The idea behind editcpp tool

editcpp uses libclang to find function/method definition start/end lines in text file (.c, .h, .hpp, .cpp or whatever extension you use for your C/C++ project). libclang parses each dest.cpp and src.cpp and everything that is included by #include preprocessor directives. Then editcpp tool selects all functions and methods defined in dest.cpp and src.cpp (it skips any function/method defined in other file) and tries to find matching functions/methods. After that editcpp copies function/method definition from src.cpp and paste it to the dest.cpp while deleting old funcion/method definition.

To find common function editcpp checks:

  • are they both definitions?
  • are they both const?
  • are they both static?
  • are they both vitual?
  • are they both functions?
  • are they both methods?
  • do they both have the same name?
  • do they both have the same return type and arg types?
  • do they both have the same semantic parent (classname)? (for methods only)

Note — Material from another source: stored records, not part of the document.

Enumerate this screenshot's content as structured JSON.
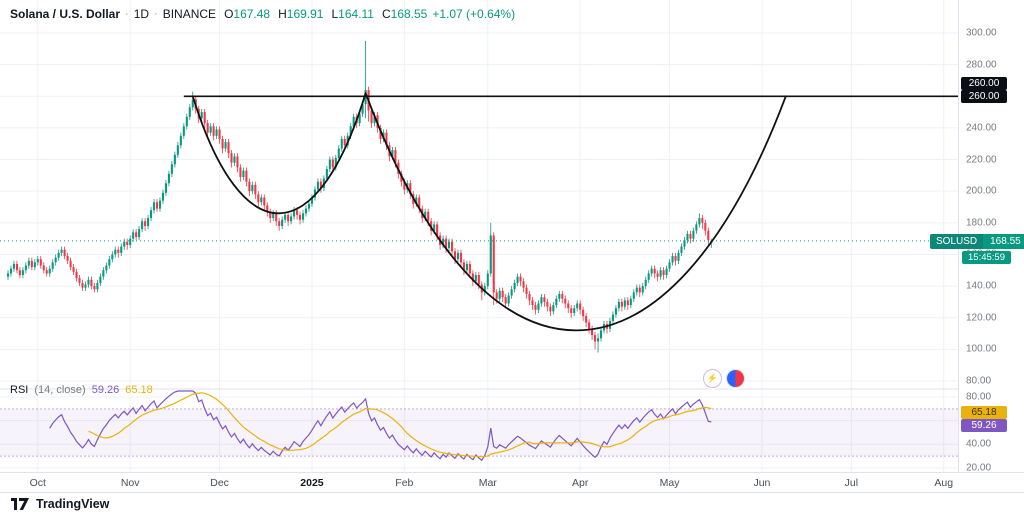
{
  "header": {
    "symbol": "Solana / U.S. Dollar",
    "sep": "·",
    "interval": "1D",
    "exchange": "BINANCE",
    "ohlc": [
      {
        "k": "O",
        "v": "167.48"
      },
      {
        "k": "H",
        "v": "169.91"
      },
      {
        "k": "L",
        "v": "164.11"
      },
      {
        "k": "C",
        "v": "168.55"
      }
    ],
    "change": "+1.07 (+0.64%)"
  },
  "rsi_legend": {
    "title": "RSI",
    "params": "(14, close)",
    "value": "59.26",
    "ma": "65.18"
  },
  "price_axis": {
    "labels": [
      "300.00",
      "280.00",
      "260.00",
      "240.00",
      "220.00",
      "200.00",
      "180.00",
      "160.00",
      "140.00",
      "120.00",
      "100.00",
      "80.00"
    ],
    "drawing_labels": [
      "260.00",
      "260.00"
    ],
    "symbol_badge": "SOLUSD",
    "last_price": "168.55",
    "countdown": "15:45:59"
  },
  "rsi_axis": {
    "labels": [
      "80.00",
      "60.00",
      "40.00",
      "20.00"
    ],
    "ma_badge": "65.18",
    "value_badge": "59.26"
  },
  "time_axis": {
    "labels": [
      "Oct",
      "Nov",
      "Dec",
      "2025",
      "Feb",
      "Mar",
      "Apr",
      "May",
      "Jun",
      "Jul",
      "Aug"
    ],
    "month_indices": [
      10,
      41,
      71,
      102,
      133,
      161,
      192,
      222,
      253,
      283,
      314
    ]
  },
  "icons": {
    "bolt_glyph": "⚡"
  },
  "footer": {
    "brand": "TradingView"
  },
  "colors": {
    "up": "#089981",
    "down": "#f23645",
    "drawing": "#111111",
    "rsi_line": "#7e57c2",
    "rsi_ma": "#eab30c",
    "grid": "#eef1f7",
    "axis_text": "#787b86",
    "text": "#131722",
    "symbol_badge_bg": "#0d8777"
  },
  "chart_data": {
    "type": "candlestick",
    "title": "Solana / U.S. Dollar",
    "symbol": "SOLUSD",
    "interval": "1D",
    "months": [
      "Oct",
      "Nov",
      "Dec",
      "2025",
      "Feb",
      "Mar",
      "Apr",
      "May",
      "Jun",
      "Jul",
      "Aug"
    ],
    "ylim_main": [
      80,
      300
    ],
    "ylim_rsi": [
      20,
      80
    ],
    "candles": [
      [
        146,
        150,
        144,
        148
      ],
      [
        148,
        153,
        146,
        151
      ],
      [
        151,
        156,
        149,
        154
      ],
      [
        154,
        156,
        148,
        150
      ],
      [
        150,
        152,
        145,
        147
      ],
      [
        147,
        152,
        145,
        150
      ],
      [
        150,
        155,
        148,
        153
      ],
      [
        153,
        158,
        151,
        156
      ],
      [
        156,
        158,
        150,
        152
      ],
      [
        152,
        157,
        150,
        155
      ],
      [
        155,
        159,
        153,
        157
      ],
      [
        157,
        159,
        151,
        153
      ],
      [
        153,
        155,
        148,
        150
      ],
      [
        150,
        152,
        146,
        148
      ],
      [
        148,
        153,
        146,
        151
      ],
      [
        151,
        157,
        149,
        155
      ],
      [
        155,
        160,
        153,
        158
      ],
      [
        158,
        163,
        156,
        161
      ],
      [
        161,
        165,
        159,
        163
      ],
      [
        163,
        165,
        157,
        159
      ],
      [
        159,
        161,
        154,
        156
      ],
      [
        156,
        158,
        150,
        152
      ],
      [
        152,
        154,
        147,
        149
      ],
      [
        149,
        151,
        143,
        145
      ],
      [
        145,
        147,
        140,
        142
      ],
      [
        142,
        144,
        137,
        139
      ],
      [
        139,
        143,
        137,
        141
      ],
      [
        141,
        146,
        139,
        144
      ],
      [
        144,
        146,
        138,
        140
      ],
      [
        140,
        142,
        136,
        138
      ],
      [
        138,
        144,
        136,
        142
      ],
      [
        142,
        148,
        140,
        146
      ],
      [
        146,
        152,
        144,
        150
      ],
      [
        150,
        155,
        148,
        153
      ],
      [
        153,
        159,
        151,
        157
      ],
      [
        157,
        162,
        155,
        160
      ],
      [
        160,
        165,
        158,
        163
      ],
      [
        163,
        165,
        158,
        161
      ],
      [
        161,
        167,
        159,
        165
      ],
      [
        165,
        170,
        163,
        168
      ],
      [
        168,
        170,
        163,
        166
      ],
      [
        166,
        172,
        164,
        170
      ],
      [
        170,
        176,
        168,
        174
      ],
      [
        174,
        176,
        169,
        171
      ],
      [
        171,
        178,
        169,
        176
      ],
      [
        176,
        183,
        174,
        181
      ],
      [
        181,
        183,
        175,
        178
      ],
      [
        178,
        185,
        176,
        183
      ],
      [
        183,
        190,
        181,
        188
      ],
      [
        188,
        195,
        186,
        193
      ],
      [
        193,
        195,
        187,
        189
      ],
      [
        189,
        196,
        187,
        194
      ],
      [
        194,
        201,
        192,
        199
      ],
      [
        199,
        207,
        197,
        205
      ],
      [
        205,
        213,
        203,
        211
      ],
      [
        211,
        219,
        209,
        217
      ],
      [
        217,
        225,
        215,
        223
      ],
      [
        223,
        231,
        221,
        229
      ],
      [
        229,
        237,
        227,
        235
      ],
      [
        235,
        243,
        233,
        241
      ],
      [
        241,
        249,
        239,
        247
      ],
      [
        247,
        255,
        245,
        253
      ],
      [
        253,
        263,
        251,
        258
      ],
      [
        258,
        260,
        249,
        252
      ],
      [
        252,
        254,
        243,
        246
      ],
      [
        246,
        252,
        244,
        250
      ],
      [
        250,
        252,
        240,
        243
      ],
      [
        243,
        245,
        234,
        237
      ],
      [
        237,
        243,
        235,
        241
      ],
      [
        241,
        243,
        232,
        235
      ],
      [
        235,
        241,
        233,
        239
      ],
      [
        239,
        241,
        230,
        233
      ],
      [
        233,
        235,
        224,
        227
      ],
      [
        227,
        233,
        225,
        231
      ],
      [
        231,
        233,
        221,
        224
      ],
      [
        224,
        226,
        215,
        218
      ],
      [
        218,
        224,
        216,
        222
      ],
      [
        222,
        224,
        212,
        215
      ],
      [
        215,
        217,
        206,
        209
      ],
      [
        209,
        215,
        207,
        213
      ],
      [
        213,
        215,
        203,
        206
      ],
      [
        206,
        208,
        197,
        200
      ],
      [
        200,
        206,
        198,
        204
      ],
      [
        204,
        206,
        195,
        198
      ],
      [
        198,
        200,
        190,
        193
      ],
      [
        193,
        198,
        191,
        196
      ],
      [
        196,
        198,
        188,
        191
      ],
      [
        191,
        193,
        184,
        187
      ],
      [
        187,
        189,
        180,
        183
      ],
      [
        183,
        188,
        181,
        186
      ],
      [
        186,
        188,
        178,
        181
      ],
      [
        181,
        183,
        175,
        178
      ],
      [
        178,
        184,
        176,
        182
      ],
      [
        182,
        187,
        180,
        185
      ],
      [
        185,
        187,
        178,
        181
      ],
      [
        181,
        186,
        179,
        184
      ],
      [
        184,
        190,
        182,
        188
      ],
      [
        188,
        190,
        182,
        185
      ],
      [
        185,
        187,
        179,
        182
      ],
      [
        182,
        188,
        180,
        186
      ],
      [
        186,
        191,
        184,
        189
      ],
      [
        189,
        194,
        187,
        192
      ],
      [
        192,
        198,
        190,
        196
      ],
      [
        196,
        203,
        194,
        201
      ],
      [
        201,
        208,
        199,
        206
      ],
      [
        206,
        208,
        199,
        202
      ],
      [
        202,
        210,
        200,
        208
      ],
      [
        208,
        216,
        206,
        214
      ],
      [
        214,
        222,
        212,
        220
      ],
      [
        220,
        222,
        212,
        215
      ],
      [
        215,
        223,
        213,
        221
      ],
      [
        221,
        229,
        219,
        227
      ],
      [
        227,
        235,
        225,
        233
      ],
      [
        233,
        235,
        226,
        229
      ],
      [
        229,
        237,
        227,
        235
      ],
      [
        235,
        243,
        233,
        241
      ],
      [
        241,
        249,
        239,
        247
      ],
      [
        247,
        249,
        240,
        243
      ],
      [
        243,
        251,
        241,
        249
      ],
      [
        249,
        257,
        247,
        255
      ],
      [
        255,
        295,
        246,
        264
      ],
      [
        264,
        266,
        244,
        251
      ],
      [
        251,
        253,
        240,
        243
      ],
      [
        243,
        250,
        241,
        248
      ],
      [
        248,
        250,
        237,
        240
      ],
      [
        240,
        242,
        230,
        233
      ],
      [
        233,
        239,
        231,
        237
      ],
      [
        237,
        239,
        226,
        229
      ],
      [
        229,
        231,
        219,
        222
      ],
      [
        222,
        228,
        220,
        226
      ],
      [
        226,
        228,
        215,
        218
      ],
      [
        218,
        220,
        208,
        211
      ],
      [
        211,
        213,
        203,
        206
      ],
      [
        206,
        208,
        198,
        201
      ],
      [
        201,
        207,
        199,
        205
      ],
      [
        205,
        207,
        195,
        198
      ],
      [
        198,
        200,
        189,
        192
      ],
      [
        192,
        198,
        190,
        196
      ],
      [
        196,
        198,
        186,
        189
      ],
      [
        189,
        191,
        180,
        183
      ],
      [
        183,
        189,
        181,
        187
      ],
      [
        187,
        189,
        178,
        181
      ],
      [
        181,
        183,
        172,
        175
      ],
      [
        175,
        181,
        173,
        179
      ],
      [
        179,
        181,
        169,
        172
      ],
      [
        172,
        174,
        163,
        166
      ],
      [
        166,
        172,
        164,
        170
      ],
      [
        170,
        172,
        161,
        164
      ],
      [
        164,
        170,
        162,
        168
      ],
      [
        168,
        170,
        159,
        162
      ],
      [
        162,
        164,
        154,
        157
      ],
      [
        157,
        163,
        155,
        161
      ],
      [
        161,
        163,
        152,
        155
      ],
      [
        155,
        157,
        147,
        150
      ],
      [
        150,
        156,
        148,
        154
      ],
      [
        154,
        156,
        145,
        148
      ],
      [
        148,
        150,
        140,
        143
      ],
      [
        143,
        149,
        141,
        147
      ],
      [
        147,
        149,
        138,
        141
      ],
      [
        141,
        143,
        131,
        136
      ],
      [
        136,
        142,
        134,
        140
      ],
      [
        140,
        150,
        138,
        148
      ],
      [
        148,
        180,
        146,
        172
      ],
      [
        172,
        174,
        128,
        136
      ],
      [
        136,
        138,
        129,
        132
      ],
      [
        132,
        139,
        130,
        137
      ],
      [
        137,
        139,
        130,
        133
      ],
      [
        133,
        135,
        126,
        129
      ],
      [
        129,
        136,
        127,
        134
      ],
      [
        134,
        140,
        132,
        138
      ],
      [
        138,
        144,
        136,
        142
      ],
      [
        142,
        148,
        140,
        146
      ],
      [
        146,
        148,
        140,
        143
      ],
      [
        143,
        145,
        136,
        139
      ],
      [
        139,
        141,
        132,
        135
      ],
      [
        135,
        137,
        128,
        131
      ],
      [
        131,
        133,
        125,
        128
      ],
      [
        128,
        130,
        122,
        125
      ],
      [
        125,
        131,
        123,
        129
      ],
      [
        129,
        135,
        127,
        133
      ],
      [
        133,
        135,
        127,
        130
      ],
      [
        130,
        132,
        124,
        127
      ],
      [
        127,
        129,
        121,
        124
      ],
      [
        124,
        130,
        122,
        128
      ],
      [
        128,
        134,
        126,
        132
      ],
      [
        132,
        137,
        130,
        135
      ],
      [
        135,
        137,
        129,
        132
      ],
      [
        132,
        134,
        126,
        129
      ],
      [
        129,
        131,
        123,
        126
      ],
      [
        126,
        128,
        120,
        123
      ],
      [
        123,
        128,
        121,
        126
      ],
      [
        126,
        131,
        124,
        129
      ],
      [
        129,
        131,
        122,
        125
      ],
      [
        125,
        127,
        118,
        121
      ],
      [
        121,
        123,
        114,
        117
      ],
      [
        117,
        119,
        110,
        113
      ],
      [
        113,
        115,
        106,
        109
      ],
      [
        109,
        111,
        100,
        105
      ],
      [
        105,
        110,
        98,
        107
      ],
      [
        107,
        114,
        105,
        112
      ],
      [
        112,
        118,
        110,
        116
      ],
      [
        116,
        118,
        110,
        113
      ],
      [
        113,
        120,
        111,
        118
      ],
      [
        118,
        124,
        116,
        122
      ],
      [
        122,
        128,
        120,
        126
      ],
      [
        126,
        132,
        124,
        130
      ],
      [
        130,
        132,
        124,
        127
      ],
      [
        127,
        133,
        125,
        131
      ],
      [
        131,
        133,
        125,
        128
      ],
      [
        128,
        134,
        126,
        132
      ],
      [
        132,
        138,
        130,
        136
      ],
      [
        136,
        141,
        134,
        139
      ],
      [
        139,
        141,
        133,
        136
      ],
      [
        136,
        142,
        134,
        140
      ],
      [
        140,
        146,
        138,
        144
      ],
      [
        144,
        150,
        142,
        148
      ],
      [
        148,
        153,
        146,
        151
      ],
      [
        151,
        153,
        145,
        148
      ],
      [
        148,
        150,
        143,
        146
      ],
      [
        146,
        152,
        144,
        150
      ],
      [
        150,
        152,
        144,
        147
      ],
      [
        147,
        153,
        145,
        151
      ],
      [
        151,
        157,
        149,
        155
      ],
      [
        155,
        161,
        153,
        159
      ],
      [
        159,
        161,
        153,
        156
      ],
      [
        156,
        163,
        154,
        161
      ],
      [
        161,
        167,
        159,
        165
      ],
      [
        165,
        171,
        163,
        169
      ],
      [
        169,
        175,
        167,
        173
      ],
      [
        173,
        175,
        167,
        170
      ],
      [
        170,
        177,
        168,
        175
      ],
      [
        175,
        181,
        173,
        179
      ],
      [
        179,
        186,
        177,
        183
      ],
      [
        183,
        185,
        176,
        180
      ],
      [
        180,
        182,
        172,
        175
      ],
      [
        175,
        177,
        166,
        169
      ],
      [
        167.48,
        169.91,
        164.11,
        168.55
      ]
    ],
    "overlays": {
      "resistance_line": {
        "price": 260,
        "start_index": 59
      },
      "cups": [
        {
          "start": {
            "i": 62,
            "p": 260
          },
          "bottom": {
            "i": 92,
            "p": 186
          },
          "end": {
            "i": 120,
            "p": 262
          }
        },
        {
          "start": {
            "i": 120,
            "p": 262
          },
          "bottom": {
            "i": 197,
            "p": 112
          },
          "end": {
            "i": 261,
            "p": 260
          }
        }
      ]
    },
    "rsi": {
      "period": 14,
      "source": "close",
      "value": 59.26,
      "ma": 65.18,
      "overbought": 70,
      "oversold": 30
    }
  }
}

If your new function/method definition uses external types then these types must be preliminary declared (not necessary to define them).

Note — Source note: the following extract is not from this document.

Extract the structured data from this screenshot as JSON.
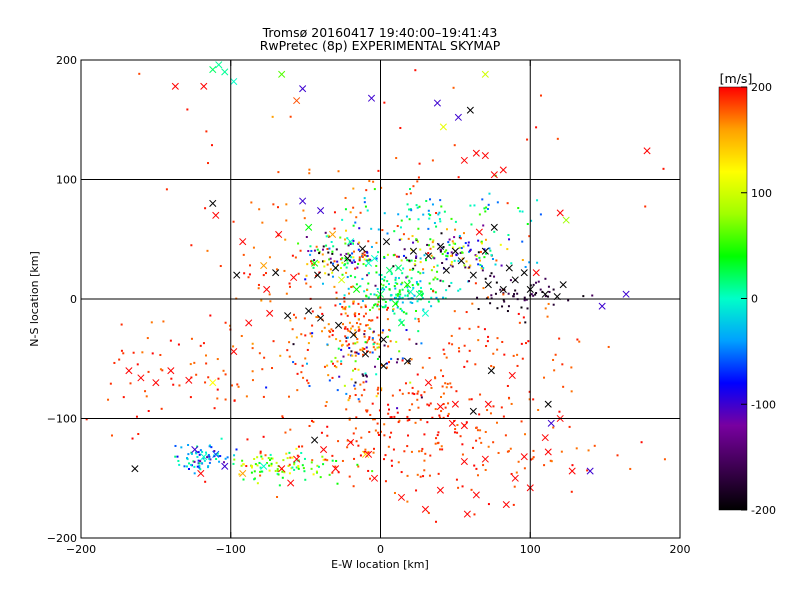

Remember that after editcpp finds common functions/methods it will simply copy selected text lines from one file to another.

Example

original function/method definition file dest.h:

#include <iostream>

// helper class that is used by the target class `Src`
class SrcPrivate {
public:
 SrcPrivate(){};

 void add(int v){
   val += v;
 }

 void substract(int v){
   val -= v;
 }

private:
 int val;
}

// target class
class Src {
 // method defined inside the class
 void add(SrcPrivate p, int v){
   p.add(v);
 }

// method defined outside the class
 void substract(SrcPrivate p, int v);

// we won't tuch this method
 void untouched_print(int v){
   std::cout << "The value is:\t" << v << std::endl;
 }
}

void Src::substract(SrcPrivate p, int v){
 p.substract(v);
}

// simple function
void foo(int &v){
 v--;
}

namespace ns {
 // function in namespace
 void bar(int &v){
   v++;
 }
}

new function/method definition file src.h:

class SrcPrivate;   // declare helper type

// target class
class Src {
  // NEW method definition inside class
  void add(SrcPrivate p, int v){

    p.add(v) + 10;

  }

  // NEW method definition ouside class
  void substract(SrcPrivate p, int v);
}

void Src::substract(SrcPrivate p, int v){
  p.substract(v) - 10;
}

// NEW simple function definition 
void foo(int &v){
  v -= 10;
}

// NEW function definition in namespace
namespace ns {
  void bar(int &v){
    v += 10;
  }
}

Run:

editcpp --src-file=src.h --dest-file=dest.h --oldfile-keep -std=c++03

The -std=c++03 tells the clang to parse the files as C++. Also you may need to use any other clang flags like -I to include directories that are required by the files.

--oldfile-keep is used to keep the original file (it will be renamed by adding _OLD_N suffix). Otherwise use --oldfile-delete to delete the original file.